An implicit solution in differential equations refers to a solution that links two functions without explicitly defining either one. In the context of the given differential equation, the implicit solution provided is \( \ln(x^2 + 10) \csc y = c \), where \( c \) is a constant. This equation highlights a relationship between \( x \) and \( y \) but does not isolate either variable. Implicit solutions are valuable because:

• They can often simplify complex relationships between variables when explicit solutions are difficult to derive.
• They allow for a broader understanding of how solutions behave over a range of values.

Differentiation techniques, such as the chain rule, can be used to verify that an implicit solution satisfies a differential equation, as seen in this problem.

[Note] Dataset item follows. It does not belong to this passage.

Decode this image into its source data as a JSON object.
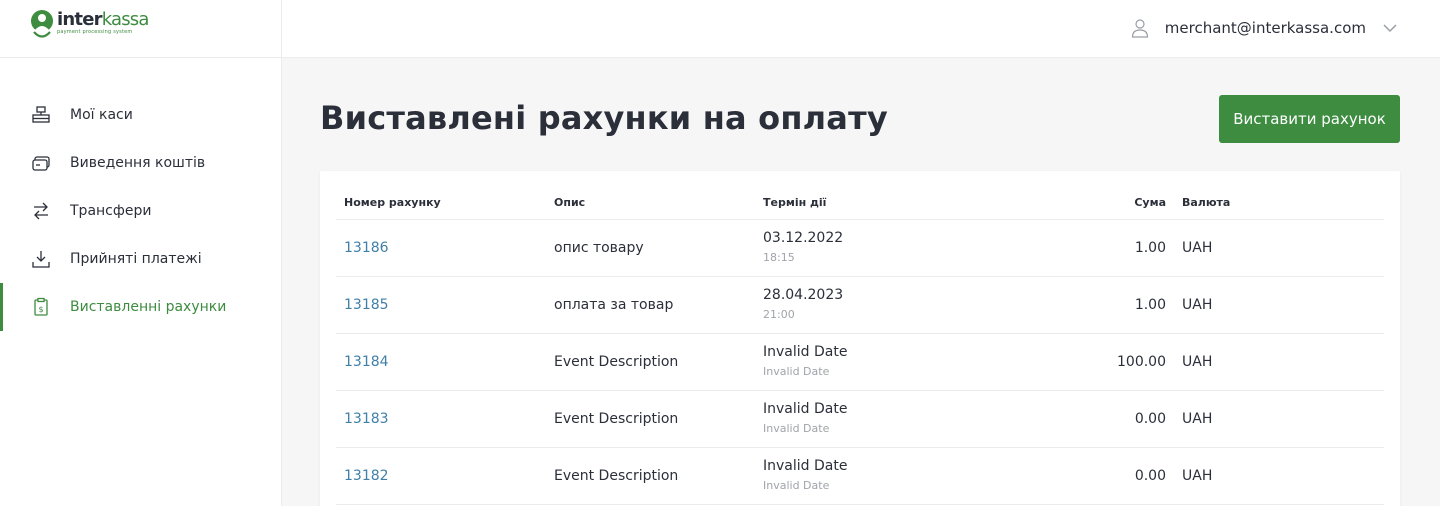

A first-order differential equation involves derivatives of the first degree, meaning it only includes the first derivative of a function. The given equation, \( 2x \sin^2 y \, dx - (x^2 + 10) \cos y \, dy = 0 \), involves only the first derivative \( dy/dx \).Understanding first-order differential equations is critical because:

• They are foundational for more complex differential equations encountered in various fields such as physics and engineering.
• They often model real-world processes like growth rates and the spread of diseases.

To solve them, methods like separation of variables or integrating factors are often employed, depending on the equation's specific structure.

Constant solutions in differential equations are solutions where the function does not change with respect to the variable; for example, \( dy/dx = 0 \). In this problem, when \( dy/dx = 0 \), it leads to the equation \( - (x^2 + 10) \cos y = 0 \). From this, one can determine constant solutions as points where either:

• \( \cos y = 0 \), which means \( y = (2n+1)\frac{\pi}{2} \), where \( n \) is an integer.
• \( x = 0 \)

Constant solutions are useful:

• For identifying equilibrium states in physical systems, where variables remain unchanged over time.
• For simplifying complex systems by examining conditions that do not vary.

Separation of variables is a method used to solve first-order differential equations. This technique involves rearranging the equation to isolate one variable and its differential on one side and the other variable and its differential on the other. The given differential equation gives us a path for separation: each term correlates identifiably to either \( x \) or \( y \). Steps for separation often include:

• Identifying and grouping terms in the equation that can be associated with one variable.
• Integrating both sides separately to find a solution.
• Using initial conditions or additional information to solve for integration constants.

This method is especially powerful for equations that can naturally divide into manageable segments, enabling straightforward integration and solution finding. It is a fundamental method because it's applicable to a broad range of simple to moderately complex differential equations.